I hate to break it to you, but those minor variations in taste are nowhere comparable to the variations in types and differences in alcohol, which was the comparison being made when I made that remark. Way to take it completely out of context, however, and in any case, the mere existence of variation does not somehow imply Mexican varieties are inferior. I'm quite familiar with the product on question, and your attempt to claim I'm unfamiliar when you have no way of knowing my level of familiarity is simply more of your tactics of simply trying to score points by trying to claim anything you read and don't like must be because of ignorance.
Here's a clue: Smoking marijuana does not mean you actually know anything about the marijuana trade, and so far I'm seeing nothing but a couple people who want to get high and therefore are knee-jerk arguing against a 5 to 10 year ban on imports with domestic legalization because of the typical marijuana-lover assumption that smoking it means you actually know something about it, and are just in a huff at the idea that the governemnt might regulate your beloved plant in any way, shape, or form.
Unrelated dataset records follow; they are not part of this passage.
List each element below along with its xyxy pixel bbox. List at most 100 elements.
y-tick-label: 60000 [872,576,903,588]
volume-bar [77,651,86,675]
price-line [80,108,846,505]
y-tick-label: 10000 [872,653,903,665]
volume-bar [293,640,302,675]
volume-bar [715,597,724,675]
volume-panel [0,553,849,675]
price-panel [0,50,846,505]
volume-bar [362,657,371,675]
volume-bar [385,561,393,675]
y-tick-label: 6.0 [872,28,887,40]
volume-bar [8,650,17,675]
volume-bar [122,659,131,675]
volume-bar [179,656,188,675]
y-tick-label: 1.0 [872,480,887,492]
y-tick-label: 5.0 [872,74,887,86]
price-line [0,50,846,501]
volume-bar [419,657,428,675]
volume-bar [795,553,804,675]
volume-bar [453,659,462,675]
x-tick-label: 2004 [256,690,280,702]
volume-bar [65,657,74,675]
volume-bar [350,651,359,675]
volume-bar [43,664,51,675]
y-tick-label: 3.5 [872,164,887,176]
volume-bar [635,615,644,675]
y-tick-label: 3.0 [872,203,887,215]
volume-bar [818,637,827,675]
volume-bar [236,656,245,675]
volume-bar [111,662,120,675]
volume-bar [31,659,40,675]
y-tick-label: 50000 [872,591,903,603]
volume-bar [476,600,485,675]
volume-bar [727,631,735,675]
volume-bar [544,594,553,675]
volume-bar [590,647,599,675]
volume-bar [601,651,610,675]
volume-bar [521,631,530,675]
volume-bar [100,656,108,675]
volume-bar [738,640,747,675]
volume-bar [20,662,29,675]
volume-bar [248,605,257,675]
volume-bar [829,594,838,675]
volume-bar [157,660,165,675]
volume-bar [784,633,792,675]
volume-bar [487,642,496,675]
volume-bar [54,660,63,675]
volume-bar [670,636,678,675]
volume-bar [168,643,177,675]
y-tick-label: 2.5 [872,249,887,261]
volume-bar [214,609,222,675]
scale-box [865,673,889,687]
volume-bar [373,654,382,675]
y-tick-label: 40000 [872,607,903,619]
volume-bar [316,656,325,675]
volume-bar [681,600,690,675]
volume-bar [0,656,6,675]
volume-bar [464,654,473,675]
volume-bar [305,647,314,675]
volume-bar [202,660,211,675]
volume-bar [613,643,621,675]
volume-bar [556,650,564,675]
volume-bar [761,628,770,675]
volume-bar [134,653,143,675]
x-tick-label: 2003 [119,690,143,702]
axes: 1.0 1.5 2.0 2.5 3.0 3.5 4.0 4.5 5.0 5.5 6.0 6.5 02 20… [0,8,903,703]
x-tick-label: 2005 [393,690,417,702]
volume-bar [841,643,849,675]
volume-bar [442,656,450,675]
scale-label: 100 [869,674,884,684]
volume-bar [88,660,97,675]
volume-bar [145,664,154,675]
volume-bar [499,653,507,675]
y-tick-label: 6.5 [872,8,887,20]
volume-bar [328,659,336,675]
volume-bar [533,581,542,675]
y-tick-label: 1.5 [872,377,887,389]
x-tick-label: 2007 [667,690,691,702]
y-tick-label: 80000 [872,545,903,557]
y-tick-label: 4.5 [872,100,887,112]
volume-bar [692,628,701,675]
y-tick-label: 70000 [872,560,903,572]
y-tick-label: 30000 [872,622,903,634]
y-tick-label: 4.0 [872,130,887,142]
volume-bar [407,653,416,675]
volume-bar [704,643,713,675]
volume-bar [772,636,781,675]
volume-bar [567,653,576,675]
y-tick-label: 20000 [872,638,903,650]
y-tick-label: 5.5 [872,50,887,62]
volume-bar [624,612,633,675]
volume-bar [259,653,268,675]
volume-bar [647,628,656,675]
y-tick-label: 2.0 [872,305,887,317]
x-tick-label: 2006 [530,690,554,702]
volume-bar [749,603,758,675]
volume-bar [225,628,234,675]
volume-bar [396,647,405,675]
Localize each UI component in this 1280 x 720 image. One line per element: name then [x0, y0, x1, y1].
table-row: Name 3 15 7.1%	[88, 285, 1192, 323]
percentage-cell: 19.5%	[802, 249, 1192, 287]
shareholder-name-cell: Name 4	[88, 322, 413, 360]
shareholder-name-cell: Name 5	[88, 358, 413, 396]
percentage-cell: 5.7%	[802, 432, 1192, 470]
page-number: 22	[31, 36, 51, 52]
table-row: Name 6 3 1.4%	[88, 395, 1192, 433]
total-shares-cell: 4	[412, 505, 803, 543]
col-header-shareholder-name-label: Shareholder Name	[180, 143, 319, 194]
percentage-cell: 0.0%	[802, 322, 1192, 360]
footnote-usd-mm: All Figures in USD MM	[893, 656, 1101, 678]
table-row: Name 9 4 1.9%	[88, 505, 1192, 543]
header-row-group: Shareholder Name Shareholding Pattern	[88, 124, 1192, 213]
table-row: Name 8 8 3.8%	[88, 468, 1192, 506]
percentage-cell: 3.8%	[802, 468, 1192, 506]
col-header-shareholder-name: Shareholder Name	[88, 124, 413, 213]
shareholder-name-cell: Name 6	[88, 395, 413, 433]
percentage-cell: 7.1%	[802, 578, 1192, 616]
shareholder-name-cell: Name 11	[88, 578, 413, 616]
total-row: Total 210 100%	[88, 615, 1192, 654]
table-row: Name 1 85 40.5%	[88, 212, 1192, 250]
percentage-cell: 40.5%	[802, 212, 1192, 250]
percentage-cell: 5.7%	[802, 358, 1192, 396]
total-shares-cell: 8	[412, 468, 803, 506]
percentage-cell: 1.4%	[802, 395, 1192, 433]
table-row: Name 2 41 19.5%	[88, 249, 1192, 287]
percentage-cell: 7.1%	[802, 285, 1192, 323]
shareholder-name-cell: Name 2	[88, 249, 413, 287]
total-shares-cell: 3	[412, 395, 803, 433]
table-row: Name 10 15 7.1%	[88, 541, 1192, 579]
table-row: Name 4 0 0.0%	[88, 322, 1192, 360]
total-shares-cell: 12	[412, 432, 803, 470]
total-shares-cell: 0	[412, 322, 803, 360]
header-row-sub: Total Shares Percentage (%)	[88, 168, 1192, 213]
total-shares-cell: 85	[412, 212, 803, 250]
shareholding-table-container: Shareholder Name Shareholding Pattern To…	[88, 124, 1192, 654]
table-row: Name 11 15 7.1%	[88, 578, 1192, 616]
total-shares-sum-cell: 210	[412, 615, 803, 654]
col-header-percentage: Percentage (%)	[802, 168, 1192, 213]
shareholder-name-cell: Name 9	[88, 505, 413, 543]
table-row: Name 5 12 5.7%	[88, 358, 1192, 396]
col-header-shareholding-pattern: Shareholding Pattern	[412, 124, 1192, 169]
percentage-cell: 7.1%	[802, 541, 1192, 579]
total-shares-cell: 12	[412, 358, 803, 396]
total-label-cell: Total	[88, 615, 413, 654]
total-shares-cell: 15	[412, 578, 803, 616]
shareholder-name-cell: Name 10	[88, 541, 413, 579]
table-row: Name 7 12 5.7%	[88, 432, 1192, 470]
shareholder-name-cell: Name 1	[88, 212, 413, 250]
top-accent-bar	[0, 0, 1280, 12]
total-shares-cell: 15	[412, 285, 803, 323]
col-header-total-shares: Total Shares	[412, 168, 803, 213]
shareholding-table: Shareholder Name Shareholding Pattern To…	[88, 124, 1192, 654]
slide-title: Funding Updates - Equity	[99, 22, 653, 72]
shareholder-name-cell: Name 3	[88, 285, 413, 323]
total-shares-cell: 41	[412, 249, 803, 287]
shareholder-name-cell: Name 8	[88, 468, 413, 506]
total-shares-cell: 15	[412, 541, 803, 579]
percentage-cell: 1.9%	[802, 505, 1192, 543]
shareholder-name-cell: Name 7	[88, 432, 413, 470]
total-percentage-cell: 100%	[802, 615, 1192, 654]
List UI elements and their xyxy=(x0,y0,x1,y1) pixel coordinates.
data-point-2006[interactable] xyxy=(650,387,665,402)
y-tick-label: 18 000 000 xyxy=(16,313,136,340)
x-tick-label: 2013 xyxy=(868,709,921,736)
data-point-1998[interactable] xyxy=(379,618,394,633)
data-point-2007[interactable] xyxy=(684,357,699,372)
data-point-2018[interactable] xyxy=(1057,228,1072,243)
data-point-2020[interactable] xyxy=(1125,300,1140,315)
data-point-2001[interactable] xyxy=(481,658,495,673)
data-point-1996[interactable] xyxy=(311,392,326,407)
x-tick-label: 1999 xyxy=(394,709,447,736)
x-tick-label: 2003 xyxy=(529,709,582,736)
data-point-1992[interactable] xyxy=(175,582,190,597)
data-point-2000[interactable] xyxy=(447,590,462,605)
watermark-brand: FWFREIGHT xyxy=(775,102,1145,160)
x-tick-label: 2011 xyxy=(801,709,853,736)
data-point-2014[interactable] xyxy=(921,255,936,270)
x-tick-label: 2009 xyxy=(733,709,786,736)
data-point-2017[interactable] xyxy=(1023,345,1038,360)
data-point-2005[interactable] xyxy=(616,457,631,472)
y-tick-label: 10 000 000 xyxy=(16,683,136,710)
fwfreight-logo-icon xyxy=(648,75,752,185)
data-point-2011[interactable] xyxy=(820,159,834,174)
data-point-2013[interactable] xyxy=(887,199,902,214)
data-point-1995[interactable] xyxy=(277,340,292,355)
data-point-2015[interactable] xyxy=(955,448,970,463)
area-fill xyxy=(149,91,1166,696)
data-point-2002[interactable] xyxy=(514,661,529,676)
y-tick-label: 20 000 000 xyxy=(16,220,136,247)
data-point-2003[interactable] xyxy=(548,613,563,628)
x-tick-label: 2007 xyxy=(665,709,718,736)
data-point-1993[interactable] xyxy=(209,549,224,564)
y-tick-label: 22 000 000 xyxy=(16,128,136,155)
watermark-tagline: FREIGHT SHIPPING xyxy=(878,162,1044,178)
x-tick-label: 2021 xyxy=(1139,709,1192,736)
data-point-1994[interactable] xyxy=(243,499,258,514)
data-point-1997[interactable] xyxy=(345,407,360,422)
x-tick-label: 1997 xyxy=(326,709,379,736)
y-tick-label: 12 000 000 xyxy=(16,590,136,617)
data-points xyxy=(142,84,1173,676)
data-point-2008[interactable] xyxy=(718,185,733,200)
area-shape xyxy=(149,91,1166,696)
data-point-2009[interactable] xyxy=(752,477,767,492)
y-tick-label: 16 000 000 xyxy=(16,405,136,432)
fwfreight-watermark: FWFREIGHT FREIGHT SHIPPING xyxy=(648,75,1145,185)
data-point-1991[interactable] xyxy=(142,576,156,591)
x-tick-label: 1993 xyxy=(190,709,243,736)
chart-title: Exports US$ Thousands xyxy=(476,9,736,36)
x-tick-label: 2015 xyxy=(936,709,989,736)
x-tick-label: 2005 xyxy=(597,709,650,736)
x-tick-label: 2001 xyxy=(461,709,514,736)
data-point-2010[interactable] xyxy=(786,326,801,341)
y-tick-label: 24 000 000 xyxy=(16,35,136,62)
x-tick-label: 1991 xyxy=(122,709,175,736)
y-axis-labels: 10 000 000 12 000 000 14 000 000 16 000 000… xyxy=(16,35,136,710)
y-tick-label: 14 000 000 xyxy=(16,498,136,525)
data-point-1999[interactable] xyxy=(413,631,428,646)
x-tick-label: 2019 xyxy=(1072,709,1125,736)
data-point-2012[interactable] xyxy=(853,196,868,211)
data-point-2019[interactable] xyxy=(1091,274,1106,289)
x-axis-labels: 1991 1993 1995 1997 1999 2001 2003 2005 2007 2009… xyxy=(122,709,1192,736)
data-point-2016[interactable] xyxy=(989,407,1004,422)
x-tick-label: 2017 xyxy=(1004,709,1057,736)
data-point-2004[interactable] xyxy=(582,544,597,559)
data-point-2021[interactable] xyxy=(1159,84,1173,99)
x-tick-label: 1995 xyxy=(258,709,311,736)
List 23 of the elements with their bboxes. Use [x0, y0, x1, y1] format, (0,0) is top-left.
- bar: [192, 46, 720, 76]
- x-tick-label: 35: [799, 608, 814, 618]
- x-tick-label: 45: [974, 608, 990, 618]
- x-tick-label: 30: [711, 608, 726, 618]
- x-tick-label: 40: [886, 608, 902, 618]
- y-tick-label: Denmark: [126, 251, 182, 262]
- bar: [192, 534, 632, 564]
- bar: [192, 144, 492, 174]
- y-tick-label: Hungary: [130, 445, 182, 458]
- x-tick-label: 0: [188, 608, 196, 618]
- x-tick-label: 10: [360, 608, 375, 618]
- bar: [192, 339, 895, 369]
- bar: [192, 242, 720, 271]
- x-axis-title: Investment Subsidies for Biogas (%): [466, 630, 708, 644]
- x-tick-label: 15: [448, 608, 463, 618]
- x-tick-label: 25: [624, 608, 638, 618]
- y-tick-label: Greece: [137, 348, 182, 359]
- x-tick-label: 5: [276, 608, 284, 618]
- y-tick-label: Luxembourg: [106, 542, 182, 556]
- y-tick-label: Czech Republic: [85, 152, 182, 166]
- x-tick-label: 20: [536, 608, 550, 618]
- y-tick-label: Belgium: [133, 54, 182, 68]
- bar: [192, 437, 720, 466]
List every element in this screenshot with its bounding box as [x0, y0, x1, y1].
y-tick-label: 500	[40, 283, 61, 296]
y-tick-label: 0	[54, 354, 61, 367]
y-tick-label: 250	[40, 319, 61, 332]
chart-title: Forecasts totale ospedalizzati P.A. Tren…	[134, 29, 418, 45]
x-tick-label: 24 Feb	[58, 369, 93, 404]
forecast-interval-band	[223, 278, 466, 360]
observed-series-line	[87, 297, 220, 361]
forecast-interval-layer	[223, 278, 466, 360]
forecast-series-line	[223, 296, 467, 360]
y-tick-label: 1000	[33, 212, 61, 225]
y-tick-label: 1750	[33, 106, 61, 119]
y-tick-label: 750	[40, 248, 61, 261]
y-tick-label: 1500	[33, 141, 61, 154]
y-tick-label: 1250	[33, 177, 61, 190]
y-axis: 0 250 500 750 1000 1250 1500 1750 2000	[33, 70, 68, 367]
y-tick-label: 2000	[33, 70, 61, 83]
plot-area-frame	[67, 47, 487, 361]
That's augmented of course with a fairly typical level of "free market curez ALL RAARRR!!" nonsense, and arbitrary dismissal of anything you don't like.
You haven't actually addressed why a ban for the short term would be a problem at all. Everyone here agrees with domestic legalization. No one is talking perma-ban on imports. The disagreement is solely over a temp ban; you guys seem to think the cartels would be seriously weakened in the marijuana trade even without it; I'm saying that it's necessary to ensure that same serious weakening, so at worst a ban would be moot, at best it would weaken them even faster. No one's given any logical reason to oppose a short-term ban, and it's pretty clear it's just personal offense at the idea of regulation of any kind.
If you're going to assert that the ban would somehow allow the cartels to remain strong because it's their "business model", in the face of growing competition from legitimized American production, then I can only say that you are a total stranger to reason.